Der Verband des Maschinen- und Anlagenbaus (VDMA) geht davon aus, dass es für seine Branche zu keinen verpflichtenden Herkunftsnachweisen bei der Verwendung von Wolfram, Tantal, Zinn und Gold kommen werde – wohl aber standardisierte Instrumente für eine freiwillige Dokumentation. Das sei die richtige Entscheidung. „Es ergibt Sinn, nur die Importeure und Schmelzer in die Pflicht zu nehmen und nicht nachgelagerte Unternehmen, die die Herkunft ihrer Rohstoffe gar nicht mehr nachvollziehen können“, sagt Holger Kunze, Leiter des VDMA European Office. Weitere Maßnahmen halte der Maschinenbau für überflüssig, weil auch eine freiwillige Dokumentation bei weiterverarbeitenden Firmen am Ende zu unnötiger Bürokratie für den Mittelstand führe.
Blick nach Übersee
In den USA regelt seit 2010 der Dodd Frank Act den Umgang mit Konfliktmineralien entlang der gesamten Lieferkette. Abschnitt 1504 sieht vor, dass an US-Börsen gehandelte Unternehmen in ihren Jahresberichten gegenüber der U.S. Securities and Exchange Commission (SEC) Zahlungen an ausländische Regierungen im Zusammenhang mit der wirtschaftlichen Nutzung von Öl, Gas und Mineralien offenlegen müssen. Im Technical Audit ist aufzuzeigen, ob in ihren Produkten Konfliktrohstoffe eingesetzt werden und ob diese aus dem Kongo oder Nachbarländern stammen. Trifft das zu, ist ein unabhängig auditierter „Conflict Minerals Report“ zu veröffentlichen. Der Bericht umfasst:
- die Beschreibung der Maßnahmen zur Sorgfaltspflicht in der Lieferkette,
- die Beschreibung der Produkte, die „nicht DRC-konfliktfrei“ sind,
- die Beschreibung des industriellen Verarbeiters (Hütte/ Schmelze),
- die Angabe des Herkunftslands,
- die Beschreibung der Maßnahmen zur Bestimmung der Herkunft/Lokalität,
- der Konfliktrohstoffe mit größtmöglicher Genauigkeit.

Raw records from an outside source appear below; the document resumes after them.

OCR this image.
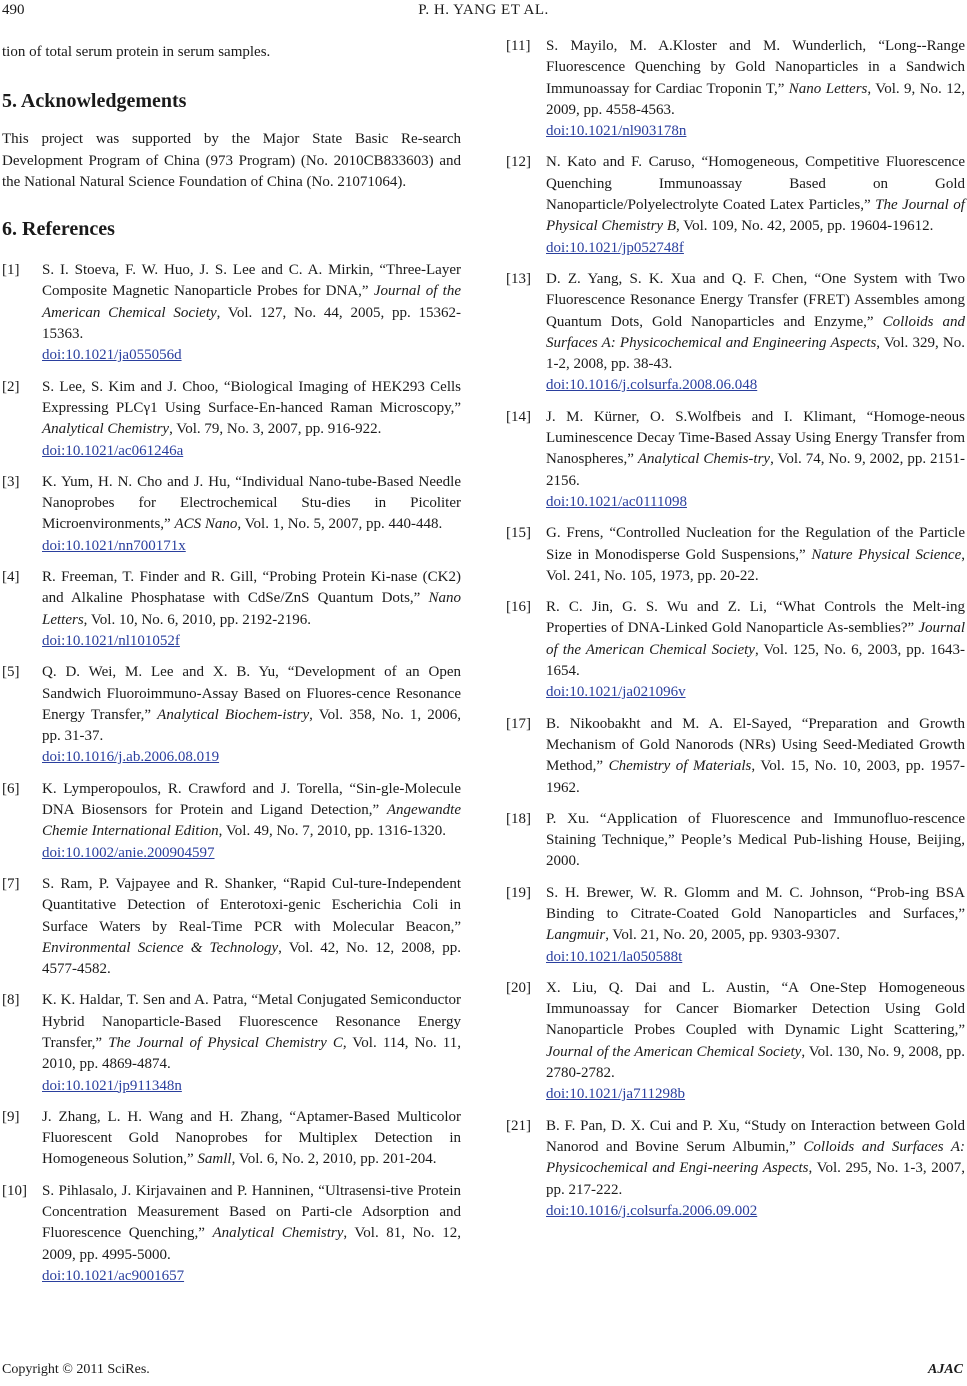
490	P. H. YANG ET AL.

tion of total serum protein in serum samples.

5. Acknowledgements

This project was supported by the Major State Basic Re-search Development Program of China (973 Program) (No. 2010CB833603) and the National Natural Science Foundation of China (No. 21071064).

6. References
[1] S. I. Stoeva, F. W. Huo, J. S. Lee and C. A. Mirkin, “Three-Layer Composite Magnetic Nanoparticle Probes for DNA,” Journal of the American Chemical Society, Vol. 127, No. 44, 2005, pp. 15362-15363.
doi:10.1021/ja055056d
[2] S. Lee, S. Kim and J. Choo, “Biological Imaging of HEK293 Cells Expressing PLCγ1 Using Surface-En-hanced Raman Microscopy,” Analytical Chemistry, Vol. 79, No. 3, 2007, pp. 916-922.
doi:10.1021/ac061246a
[3] K. Yum, H. N. Cho and J. Hu, “Individual Nano-tube-Based Needle Nanoprobes for Electrochemical Stu-dies in Picoliter Microenvironments,” ACS Nano, Vol. 1, No. 5, 2007, pp. 440-448.
doi:10.1021/nn700171x
[4] R. Freeman, T. Finder and R. Gill, “Probing Protein Ki-nase (CK2) and Alkaline Phosphatase with CdSe/ZnS Quantum Dots,” Nano Letters, Vol. 10, No. 6, 2010, pp. 2192-2196.
doi:10.1021/nl101052f
[5] Q. D. Wei, M. Lee and X. B. Yu, “Development of an Open Sandwich Fluoroimmuno-Assay Based on Fluores-cence Resonance Energy Transfer,” Analytical Biochem-istry, Vol. 358, No. 1, 2006, pp. 31-37.
doi:10.1016/j.ab.2006.08.019
[6] K. Lymperopoulos, R. Crawford and J. Torella, “Sin-gle-Molecule DNA Biosensors for Protein and Ligand Detection,” Angewandte Chemie International Edition, Vol. 49, No. 7, 2010, pp. 1316-1320.
doi:10.1002/anie.200904597
[7] S. Ram, P. Vajpayee and R. Shanker, “Rapid Cul-ture-Independent Quantitative Detection of Enterotoxi-genic Escherichia Coli in Surface Waters by Real-Time PCR with Molecular Beacon,” Environmental Science & Technology, Vol. 42, No. 12, 2008, pp. 4577-4582.
[8] K. K. Haldar, T. Sen and A. Patra, “Metal Conjugated Semiconductor Hybrid Nanoparticle-Based Fluorescence Resonance Energy Transfer,” The Journal of Physical Chemistry C, Vol. 114, No. 11, 2010, pp. 4869-4874.
doi:10.1021/jp911348n
[9] J. Zhang, L. H. Wang and H. Zhang, “Aptamer-Based Multicolor Fluorescent Gold Nanoprobes for Multiplex Detection in Homogeneous Solution,” Samll, Vol. 6, No. 2, 2010, pp. 201-204.
[10] S. Pihlasalo, J. Kirjavainen and P. Hanninen, “Ultrasensi-tive Protein Concentration Measurement Based on Parti-cle Adsorption and Fluorescence Quenching,” Analytical Chemistry, Vol. 81, No. 12, 2009, pp. 4995-5000.
doi:10.1021/ac9001657
[11] S. Mayilo, M. A.Kloster and M. Wunderlich, “Long--Range Fluorescence Quenching by Gold Nanoparticles in a Sandwich Immunoassay for Cardiac Troponin T,” Nano Letters, Vol. 9, No. 12, 2009, pp. 4558-4563.
doi:10.1021/nl903178n
[12] N. Kato and F. Caruso, “Homogeneous, Competitive Fluorescence Quenching Immunoassay Based on Gold Nanoparticle/Polyelectrolyte Coated Latex Particles,” The Journal of Physical Chemistry B, Vol. 109, No. 42, 2005, pp. 19604-19612.
doi:10.1021/jp052748f
[13] D. Z. Yang, S. K. Xua and Q. F. Chen, “One System with Two Fluorescence Resonance Energy Transfer (FRET) Assembles among Quantum Dots, Gold Nanoparticles and Enzyme,” Colloids and Surfaces A: Physicochemical and Engineering Aspects, Vol. 329, No. 1-2, 2008, pp. 38-43.
doi:10.1016/j.colsurfa.2008.06.048
[14] J. M. Kürner, O. S.Wolfbeis and I. Klimant, “Homoge-neous Luminescence Decay Time-Based Assay Using Energy Transfer from Nanospheres,” Analytical Chemis-try, Vol. 74, No. 9, 2002, pp. 2151-2156.
doi:10.1021/ac0111098
[15] G. Frens, “Controlled Nucleation for the Regulation of the Particle Size in Monodisperse Gold Suspensions,” Nature Physical Science, Vol. 241, No. 105, 1973, pp. 20-22.
[16] R. C. Jin, G. S. Wu and Z. Li, “What Controls the Melt-ing Properties of DNA-Linked Gold Nanoparticle As-semblies?” Journal of the American Chemical Society, Vol. 125, No. 6, 2003, pp. 1643-1654.
doi:10.1021/ja021096v
[17] B. Nikoobakht and M. A. El-Sayed, “Preparation and Growth Mechanism of Gold Nanorods (NRs) Using Seed-Mediated Growth Method,” Chemistry of Materials, Vol. 15, No. 10, 2003, pp. 1957-1962.
[18] P. Xu. “Application of Fluorescence and Immunofluo-rescence Staining Technique,” People’s Medical Pub-lishing House, Beijing, 2000.
[19] S. H. Brewer, W. R. Glomm and M. C. Johnson, “Prob-ing BSA Binding to Citrate-Coated Gold Nanoparticles and Surfaces,” Langmuir, Vol. 21, No. 20, 2005, pp. 9303-9307.
doi:10.1021/la050588t
[20] X. Liu, Q. Dai and L. Austin, “A One-Step Homogeneous Immunoassay for Cancer Biomarker Detection Using Gold Nanoparticle Probes Coupled with Dynamic Light Scattering,” Journal of the American Chemical Society, Vol. 130, No. 9, 2008, pp. 2780-2782.
doi:10.1021/ja711298b
[21] B. F. Pan, D. X. Cui and P. Xu, “Study on Interaction between Gold Nanorod and Bovine Serum Albumin,” Colloids and Surfaces A: Physicochemical and Engi-neering Aspects, Vol. 295, No. 1-3, 2007, pp. 217-222.
doi:10.1016/j.colsurfa.2006.09.002
Copyright © 2011 SciRes.	AJAC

Aus diesen Verpflichtungen erwachsen Unternehmen teilweise Kosten im unteren bis mittleren 6-stelligen Dollarbereich, zumindest im Jahr der Einführung (Aufwendungen für Personal, IT-Infrastruktur, Umgang mit Lieferanten etc.). Derweil lässt der im Juni vorgelegte EU-Entwurf entscheidende Fragen bisher offen – und bietet damit Raum für Spekulation auf Kritikerseite. Die Experten in Brüssel müssen inhaltlich nachlegen: Wer hat künftig verbindliche Auskunftspflichten und wer wird sich auf den Passus der „Freiwilligkeit“ berufen können? Insbesondere die Begriffe „nachgelagerte Unternehmen in der Lieferkette“ und „Konfliktregion“ gilt es zu definieren. Für welche Herkunftsländer sind Nachweise zu erbringen und wer ist bis zu welcher Importmenge von der Berichterstattung befreit?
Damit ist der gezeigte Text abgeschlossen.